Je ne sais pas pourquoi je te regarde, pourquoi je me retourne sans cesse sur toi, le balancier des bras, un léger pivotement des épaules, le petit buste si fin, son souffle haché menu, le visage doux et bancal, penché de côté, la bouche entrouverte hantée d’ailleurs, le pas traîné qui fait dériver le corps comme une corde sortie de l’eau, un cordage de bateau qu’on arrime avec effort à la quille sur le quai, je vois tes deux yeux doubles, floutés par l’intense fatigue qui marche en toi dans un écho de baleine, se frayant un lourd passage dans la chair, survient jusqu’à la surface de la peau, ce long écho de plainte arrive à la hauteur de la peau et fait des sillons sous les paupières, tu les rabaisses presque à les clore tout à fait, mais quand je te regarde comme je ne peux m’empêcher, comme tu le sais, tu te mets soudain à vivre : tu te redresses, tu reprends du souffle – celui qui se prenait pour une forme d’apnée au fond du sternum, tu es si douce avec les autres, pourquoi ces nœuds dans le ventre, parfois cette colère contre toi parce que tu n’as pas su exister suffisamment, et dire, dire tel qu’il faut dire correctement les choses, parce que tu n’as pas le small talk agile, ta voix bifurque, ne saisit pas les mots justes, en prend d’autres – les plus rares et qui détonent dans la conversation, ta langue a de ses fourches… alors tu prétextes une fièvre, un mal de gorge, une otite qui assourdit – tu t’en veux toujours. Alors quand je te regarde, tu as ce mouvement du cou, du corps, c’est un petit geste aussi splendide qu’un mouvement de mammifère dans l’océan, c’est comme si tu t’apprêtais pour une photo que j’aurais prise à l’instant, et cet effort de faire la pose et d’être soudain entièrement là, me refait penser, tout éclairants, à nos éclats de rire.

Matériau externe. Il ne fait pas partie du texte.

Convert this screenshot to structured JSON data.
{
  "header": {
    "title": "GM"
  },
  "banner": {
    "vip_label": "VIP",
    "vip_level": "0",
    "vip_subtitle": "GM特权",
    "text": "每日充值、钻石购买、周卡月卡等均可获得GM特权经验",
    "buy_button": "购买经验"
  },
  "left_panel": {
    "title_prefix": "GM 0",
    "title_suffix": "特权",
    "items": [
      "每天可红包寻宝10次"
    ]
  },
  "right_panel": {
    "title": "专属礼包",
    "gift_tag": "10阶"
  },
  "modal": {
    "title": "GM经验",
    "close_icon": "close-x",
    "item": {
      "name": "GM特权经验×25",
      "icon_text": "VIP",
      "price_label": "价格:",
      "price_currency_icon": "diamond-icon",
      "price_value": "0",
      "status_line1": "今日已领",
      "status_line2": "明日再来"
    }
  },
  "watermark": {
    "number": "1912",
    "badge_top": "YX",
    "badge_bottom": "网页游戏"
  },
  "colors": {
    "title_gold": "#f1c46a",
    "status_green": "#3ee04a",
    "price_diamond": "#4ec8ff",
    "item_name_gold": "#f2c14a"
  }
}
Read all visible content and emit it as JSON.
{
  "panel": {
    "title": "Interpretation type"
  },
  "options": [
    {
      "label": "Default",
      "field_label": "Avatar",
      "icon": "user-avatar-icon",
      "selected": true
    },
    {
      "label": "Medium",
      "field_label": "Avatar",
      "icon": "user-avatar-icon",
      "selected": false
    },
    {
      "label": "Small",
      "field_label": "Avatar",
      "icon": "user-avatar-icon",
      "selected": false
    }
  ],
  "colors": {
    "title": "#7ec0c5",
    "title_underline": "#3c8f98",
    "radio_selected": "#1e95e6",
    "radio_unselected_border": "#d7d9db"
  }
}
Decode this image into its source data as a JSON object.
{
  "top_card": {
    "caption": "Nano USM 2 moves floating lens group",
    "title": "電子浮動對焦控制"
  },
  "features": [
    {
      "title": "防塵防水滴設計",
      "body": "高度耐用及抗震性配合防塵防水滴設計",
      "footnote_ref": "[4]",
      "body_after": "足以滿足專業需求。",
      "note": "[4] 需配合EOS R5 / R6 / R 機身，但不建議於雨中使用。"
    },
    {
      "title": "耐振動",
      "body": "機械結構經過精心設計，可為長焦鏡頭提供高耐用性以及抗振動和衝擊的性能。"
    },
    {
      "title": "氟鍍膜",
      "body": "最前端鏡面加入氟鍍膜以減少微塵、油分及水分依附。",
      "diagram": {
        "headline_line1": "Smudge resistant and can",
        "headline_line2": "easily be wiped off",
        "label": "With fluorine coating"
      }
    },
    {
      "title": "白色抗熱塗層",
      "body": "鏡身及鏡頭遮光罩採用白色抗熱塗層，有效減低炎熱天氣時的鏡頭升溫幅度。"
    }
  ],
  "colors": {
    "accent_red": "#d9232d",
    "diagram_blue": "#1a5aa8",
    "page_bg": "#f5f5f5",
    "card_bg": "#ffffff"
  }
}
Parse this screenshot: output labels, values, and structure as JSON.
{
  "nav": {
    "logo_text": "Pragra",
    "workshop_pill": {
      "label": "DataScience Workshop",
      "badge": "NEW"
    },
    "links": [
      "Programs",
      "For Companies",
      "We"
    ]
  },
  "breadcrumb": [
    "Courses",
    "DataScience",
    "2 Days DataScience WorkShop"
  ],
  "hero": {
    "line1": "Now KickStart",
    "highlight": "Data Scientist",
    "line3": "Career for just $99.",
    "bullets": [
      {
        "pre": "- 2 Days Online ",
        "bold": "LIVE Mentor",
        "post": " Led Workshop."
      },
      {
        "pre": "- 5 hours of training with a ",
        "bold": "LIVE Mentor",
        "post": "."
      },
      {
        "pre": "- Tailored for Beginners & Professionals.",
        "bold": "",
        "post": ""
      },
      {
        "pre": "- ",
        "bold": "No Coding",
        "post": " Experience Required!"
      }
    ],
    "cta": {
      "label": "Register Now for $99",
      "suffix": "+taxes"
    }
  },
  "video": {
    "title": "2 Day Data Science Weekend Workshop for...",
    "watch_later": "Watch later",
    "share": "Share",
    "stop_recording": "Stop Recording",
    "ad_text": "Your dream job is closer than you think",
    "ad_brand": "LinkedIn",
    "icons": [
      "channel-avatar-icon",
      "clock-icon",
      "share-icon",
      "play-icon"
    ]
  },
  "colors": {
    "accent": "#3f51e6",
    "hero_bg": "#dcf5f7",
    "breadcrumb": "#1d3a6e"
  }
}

Très beau ce texte, Françoise. Je ne suis pas sûre de tout comprendre, si, je crois que si. Ce que vous convoquez et écrivez. Et finir ainsi : « d’être soudain entièrement là, me refait penser, tout éclairants, à nos éclats de rire.»
Il fallait tant de détails et tant de finesse dans l’écriture pour percevoir ce « petit geste aussi splendide qu’un mouvement de mammifère dans l’océan ». Une telle sensibilité que la photo nous apparaît, superbe, sous nos yeux. J’aime beaucoup.
magnifique (si beau) (ce que c’est joli…)
« Alors quand je te regarde, tu as ce mouvement du cou, du corps, c’est un petit geste aussi splendide qu’un mouvement de mammifère dans l’océan, c’est comme si tu t’apprêtais pour une photo que j’aurais prise à l’instant, et cet effort de faire la pose et d’être soudain entièrement là, me refait penser, tout éclairants, à nos éclats de rire. » Cela m’émeut tellement !
Tout à fait scotchée par la forme et infiniment touchée par le fond, ce que ce texte montre d’elle et il se fait que tant de similitude avec une elle à moi. Waouw ! L’indulgence et la façon de décrire « ta langue a de ses fourches ». Merci fort, Françoise.